The role of the Prelate is to affirm both laymen and priests to make the respective gift of self and thus form the “communio personarum,” while directing them on their secular mission to place Christ at the summit of all human activities. Hence, the Prelate governs by engendering them as sons and daughters – loving them – as Father. Hence, the Prelate in Opus Dei is, and will always be, “the Father” for both laymen and priests.
As a result, the physiognomy of Opus Dei is configured on the dynamic of the sacraments of Baptism and Orders each of which confers “character” and hence establishes the ontological irreducibility of each (Lumen Gentium #10) as the diversely directed relations of self-gift: laity to the world, minister to the laity. The act of this self-giving is taken from participation in the Holy Sacrifice of the Mass which comes to be lived out “in the street” according to the “dimension” and “character” of secularity (See John Paul II’s “Christifideles Laici” #15).
This is the “Spirituality of Communio” that John Paul II called for in “Novo Millennio Ineunte” #43).
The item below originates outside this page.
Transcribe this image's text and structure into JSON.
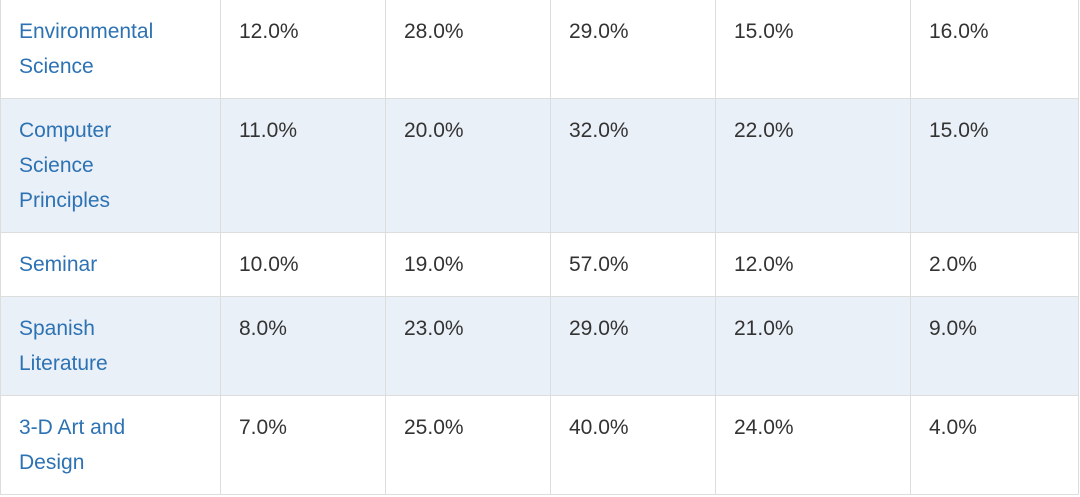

We find here John Paul’s description of the “substantial priority” of the “Church of Mary” (the laity) that is served by the Church of Peter that has a “functional” priority in that the laity cannot exercise their sharing in the priesthood of Christ without the ministering of the minister. In the graphic phrase of St. Josemaria, “In Opus Dei we’re all equal. There’s only a practical difference: priests are more bound to place their hearts on the floor like a carpet, so that their brothers and sisters may tread softly” (“Opus Dei in Church,” ibid. 38). The sacramental/sacrificial gift of self becomes act in the Holy Sacrifice of the Mass. Hence, Opus Dei is essentially the “organic convergence” of these two irreducibly different ways of living the one priesthood of Christ dynamized by the act of the Holy Sacrifice of the Mass on the occasion of work in the secular world.